La société Meta, propriétaire de grands réseaux sociaux tels que Facebook et Instagram, a récemment annoncé qu'elle testait un nouveau système appelé notes collectives dans ۱۶ pays d'Amérique latine. Ce système, qui ressemble au modèle utilisé par le réseau social X, vise à remplacer la vérification des faits effectuée par des agences de presse et des institutions reconnues. Ce changement intervient alors que Meta avait suspendu son programme de vérification des faits aux États-Unis l'année dernière.
Notes collectives : un pas vers la neutralité ou la désinformation ?
Meta a déclaré espérer que ces notes deviendront une norme pour ajouter du contexte aux publications trompeuses. Cependant, la société n'a pas fourni de calendrier précis pour la mise en œuvre complète de ces changements, indiquant seulement que cela se fera lorsque elle sera sûre que le produit fonctionne correctement. Les utilisateurs dans différents pays pourront s'inscrire en tant que collaborateurs à partir de mercredi, mais les notes ne seront pas visibles par le public pendant la période d'essai.
Cette initiative intervient alors qu'à la suite des récentes élections, de nombreux pays d'Amérique latine se sont tournés vers des partis de droite. Les nouveaux dirigeants de ces pays, avec des promesses de réduction de la surveillance et de la réglementation, ont commencé à utiliser les réseaux sociaux comme un outil pour renforcer leur image et diffuser de fausses informations. Dans ce contexte, certains d'entre eux ont été accusés de mettre en place des armées de promotion pour simuler un soutien public.

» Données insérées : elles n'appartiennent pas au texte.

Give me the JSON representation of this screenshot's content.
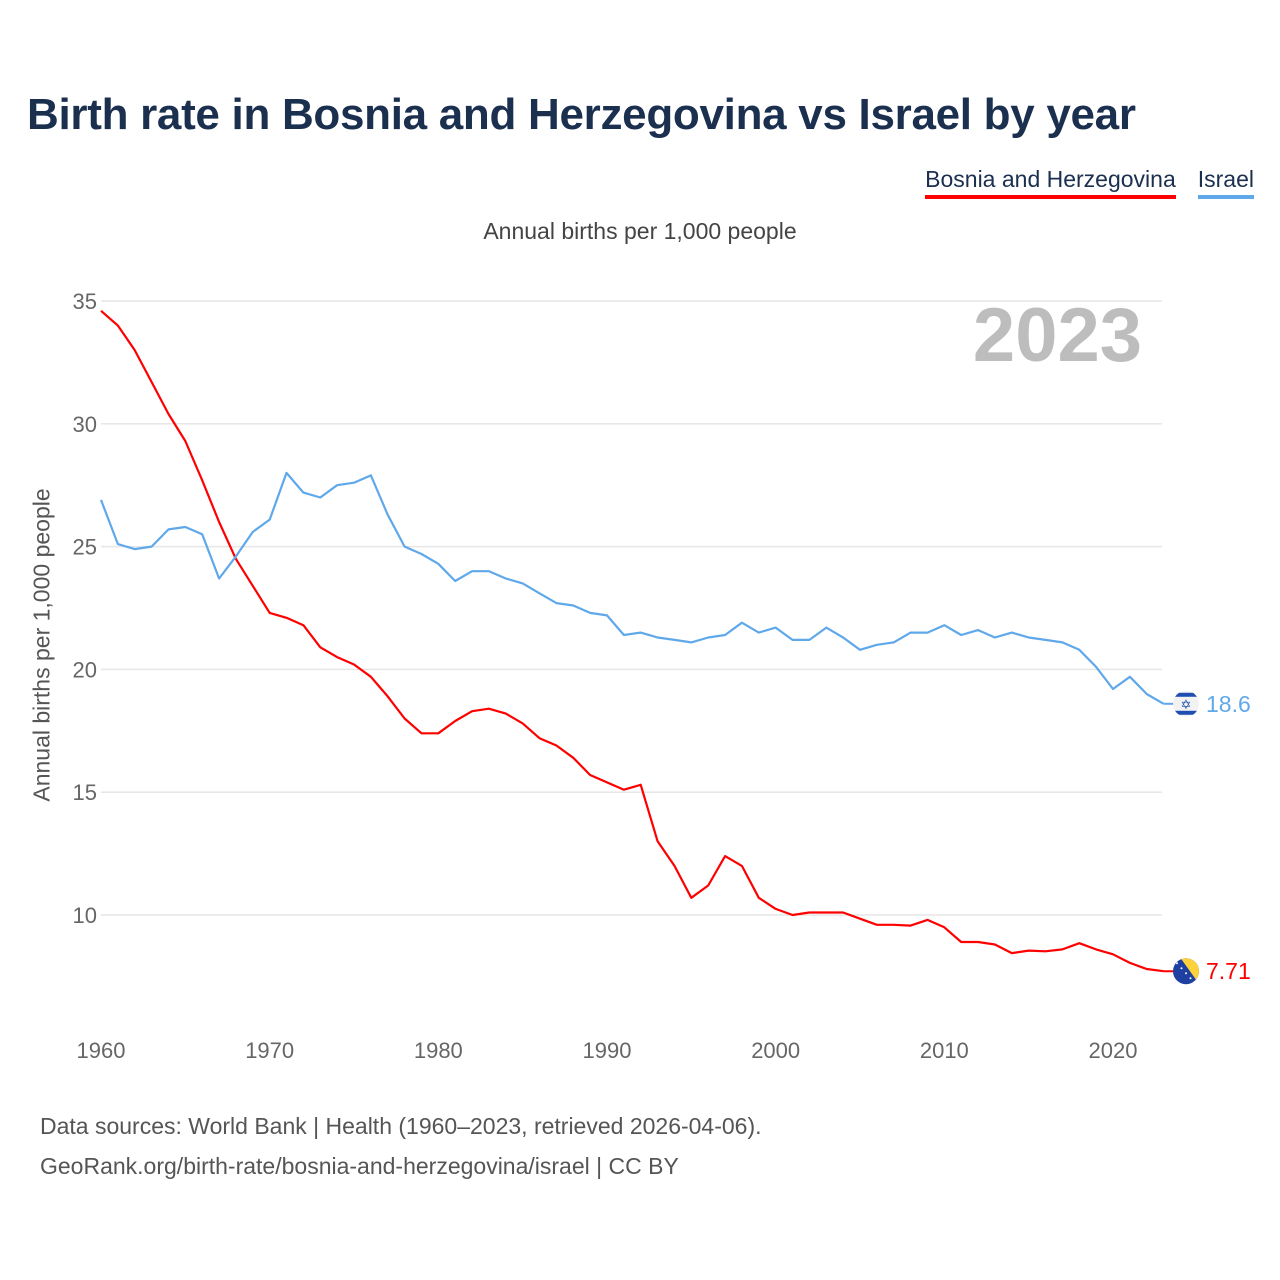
{
  "title": "Birth rate in Bosnia and Herzegovina vs Israel by year",
  "subtitle": "Annual births per 1,000 people",
  "current_year": "2023",
  "footer": {
    "line1": "Data sources: World Bank | Health (1960–2023, retrieved 2026-04-06).",
    "line2": "GeoRank.org/birth-rate/bosnia-and-herzegovina/israel | CC BY"
  },
  "chart_data": {
    "type": "line",
    "title": "Birth rate in Bosnia and Herzegovina vs Israel by year",
    "xlabel": "",
    "ylabel": "Annual births per 1,000 people",
    "xlim": [
      1960,
      2023
    ],
    "ylim": [
      5,
      35
    ],
    "xticks": [
      "1960",
      "1970",
      "1980",
      "1990",
      "2000",
      "2010",
      "2020"
    ],
    "yticks": [
      "10",
      "15",
      "20",
      "25",
      "30",
      "35"
    ],
    "grid": true,
    "legend_position": "top-right",
    "x_start": 1960,
    "series": [
      {
        "name": "Bosnia and Herzegovina",
        "color": "#ff0000",
        "end_label": "7.71",
        "flag": "bosnia-flag",
        "values": [
          34.6,
          34.0,
          33.0,
          31.7,
          30.4,
          29.3,
          27.7,
          26.0,
          24.5,
          23.4,
          22.3,
          22.1,
          21.8,
          20.9,
          20.5,
          20.2,
          19.7,
          18.9,
          18.0,
          17.4,
          17.4,
          17.9,
          18.3,
          18.4,
          18.2,
          17.8,
          17.2,
          16.9,
          16.4,
          15.7,
          15.4,
          15.1,
          15.3,
          13.0,
          12.0,
          10.7,
          11.2,
          12.4,
          12.0,
          10.7,
          10.25,
          10.0,
          10.1,
          10.1,
          10.1,
          9.85,
          9.6,
          9.6,
          9.57,
          9.8,
          9.5,
          8.9,
          8.9,
          8.8,
          8.45,
          8.55,
          8.52,
          8.6,
          8.85,
          8.6,
          8.4,
          8.05,
          7.8,
          7.71
        ]
      },
      {
        "name": "Israel",
        "color": "#5fa8ea",
        "end_label": "18.6",
        "flag": "israel-flag",
        "values": [
          26.9,
          25.1,
          24.9,
          25.0,
          25.7,
          25.8,
          25.5,
          23.7,
          24.6,
          25.6,
          26.1,
          28.0,
          27.2,
          27.0,
          27.5,
          27.6,
          27.9,
          26.3,
          25.0,
          24.7,
          24.3,
          23.6,
          24.0,
          24.0,
          23.7,
          23.5,
          23.1,
          22.7,
          22.6,
          22.3,
          22.2,
          21.4,
          21.5,
          21.3,
          21.2,
          21.1,
          21.3,
          21.4,
          21.9,
          21.5,
          21.7,
          21.2,
          21.2,
          21.7,
          21.3,
          20.8,
          21.0,
          21.1,
          21.5,
          21.5,
          21.8,
          21.4,
          21.6,
          21.3,
          21.5,
          21.3,
          21.2,
          21.1,
          20.8,
          20.1,
          19.2,
          19.7,
          19.0,
          18.6
        ]
      }
    ]
  }
}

Inquiétudes mondiales et réactions
Le directeur des principaux réseaux de vérification des faits au monde a exprimé des inquiétudes concernant cette décision de Meta, affirmant que le programme de notes collectives ne peut à lui seul réduire l'impact de la désinformation sur les réseaux sociaux. Il a souligné que la vérification des faits professionnelle et les notes collectives doivent fonctionner simultanément pour garantir la qualité de l'information.
En fin de compte, ce changement intervient à un moment où les États-Unis cherchent à réduire la surveillance des informations dans l'espace numérique. Il semble que Meta, avec cette décision, cherche à revenir d'une certaine manière à l'idée de liberté d'expression sur les réseaux sociaux, mais cette initiative sera-t-elle réellement bénéfique pour les utilisateurs ? Seul le temps le dira.